Été 1900, au cœur d'une vallée du sud de la Suisse. Elisabeth, 17 ans, est sur le point de prononcer ses vœux après 5 ans passés au couvent. La mort soudaine de sa sœur l'oblige à retourner dans la ferme familiale pour assumer son nouveau rôle d'aînée. Elisabeth se retrouve vite asphyxiée par cette vie de labeur et obsédée par les mystères qui entourent la disparition de sa sœur. Elle va alors chercher à s'affranchir de son statut et de ses nouveaux engagements.
Un regard de cinéaste à suivre
Lauréate du prix Women in Motion, Talent émergent, au Festival de Cannes 2023, Carmen Jaquier a su marquer les esprits des cinéphiles dès 2014 avec son premier court métrage, Le Tombeau des filles, primé à Locarno. Explorant la notion de la découverte de la féminité, cette première œuvre a posé la pierre angulaire du cinéma de la Suissesse qui a ensuite continué à sonder les questionnements d'émancipation des femmes dans quatre autres courts métrages.
Cette année, la réalisatrice signe son tout premier long métrage qui impose un peu plus le regard et le style d’une cinéaste dans le paysage du 7e Art. S’affranchissant des descriptions masculines dans la construction de l’identité féminine, Carmen Jaquier transpose ici sa thématique dans l’univers de la foi et de la religion. Pour ce faire, elle emprunte autant à La Leçon de piano (Jane Campion) qu’à The Tree of Life (Terrence Malick) ou aux Sorcières d’Akelarre (Pablo Agüero), en passant par des références françaises telles que Portrait de la jeune fille en feu (Céline Sciamma) ou encore Sybil (Justine Triet).
Récompensé dans plusieurs festivals (prix du cinéma suisse, prix de la critique à Zurich, prix de la mise en scène à Marrakech), et présélectionné pour représenter la Suisse aux Oscars 2024, Foudre se dévoile comme une odyssée subversive et sensorielle où l'éveil des sens se confronte à une société corsetée. Éclairé par la photographie de Marine Atlan (Le Ravissement) et l'interprétation habitée de Lilith Grasmug (Oranges sanguines) dans le rôle-titre d’Élisabeth, ce drame se déroulant en 1900 trouve ses racines dans un fait divers.
La femmes et la foi
“Plusieurs moments fondateurs et révélateurs ont marqué ma réflexion et l’écriture du film.

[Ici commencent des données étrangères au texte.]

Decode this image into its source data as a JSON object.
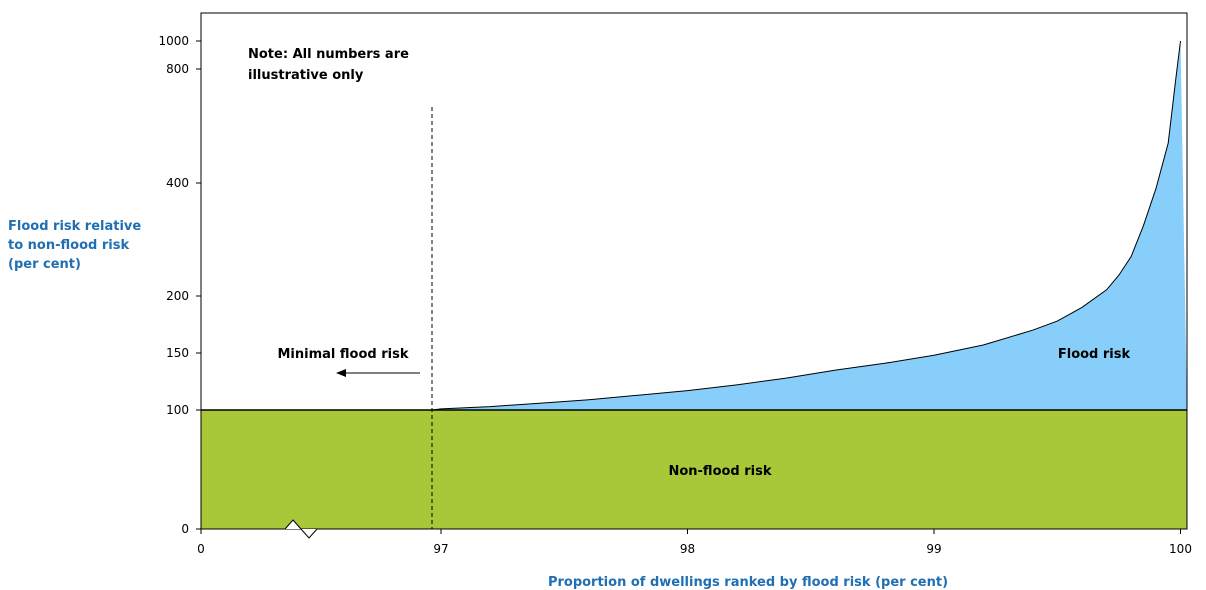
{
  "chart_data": {
    "type": "area",
    "ylabel_lines": [
      "Flood risk relative",
      "to non-flood risk",
      "(per cent)"
    ],
    "xlabel": "Proportion of dwellings ranked by flood risk (per cent)",
    "x_ticks": [
      "0",
      "97",
      "98",
      "99",
      "100"
    ],
    "y_ticks": [
      "0",
      "100",
      "150",
      "200",
      "400",
      "800",
      "1000"
    ],
    "ylim": [
      0,
      1000
    ],
    "axis_break": true,
    "note_lines": [
      "Note: All numbers are",
      "illustrative only"
    ],
    "threshold_x": 96.95,
    "series": [
      {
        "name": "Non-flood risk",
        "color": "#a8c839",
        "constant_value": 100
      },
      {
        "name": "Flood risk",
        "color": "#87cefa",
        "points": [
          [
            96.95,
            100
          ],
          [
            97.0,
            101
          ],
          [
            97.2,
            103
          ],
          [
            97.4,
            106
          ],
          [
            97.6,
            109
          ],
          [
            97.8,
            113
          ],
          [
            98.0,
            117
          ],
          [
            98.2,
            122
          ],
          [
            98.4,
            128
          ],
          [
            98.6,
            135
          ],
          [
            98.8,
            141
          ],
          [
            99.0,
            148
          ],
          [
            99.2,
            157
          ],
          [
            99.4,
            170
          ],
          [
            99.5,
            178
          ],
          [
            99.6,
            190
          ],
          [
            99.7,
            211
          ],
          [
            99.75,
            237
          ],
          [
            99.8,
            270
          ],
          [
            99.85,
            325
          ],
          [
            99.9,
            390
          ],
          [
            99.95,
            540
          ],
          [
            99.98,
            760
          ],
          [
            100.0,
            1000
          ]
        ]
      }
    ],
    "minimal_label": "Minimal flood risk",
    "colors": {
      "axis_label": "#1f6fb2",
      "threshold": "#000000",
      "plot_border": "#000000"
    }
  }
}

Deux adolescents qui s’étaient immolés par le feu dans une banlieue de Berlin, un fait divers décrit en trois lignes dans un journal, raconte-t-elle. Cette tragédie m’a rappelé combien je me sentais concernée par cette période appelée adolescence et par les émotions qui la traversent ; injustices, rejets, désirs, rage…”
Si elle a choisi de transposer son récit dans le milieu de la religion catholique, c’est pour mieux souligner les sentiments et émotions ressentis par les femmes au cours de leur vie, qui plus est durant leur adolescence.
“Il était important pour moi de partir de la religion catholique, qui a beaucoup à voir avec les sentiments de honte et d’infériorité que peuvent ressentir les femmes, et de la confronter à une réflexion plus large, une quête pour une sexualité douce, amicale et bienveillante. Un retour à soi, au corps que nous sommes et à la transcendance. Dieu, libéré de la pratique catholique, devient un territoire infini de réflexion.”
Foudre, véritable expérience de cinéma, est à voir sur grand écran dès le 22 mai 2024.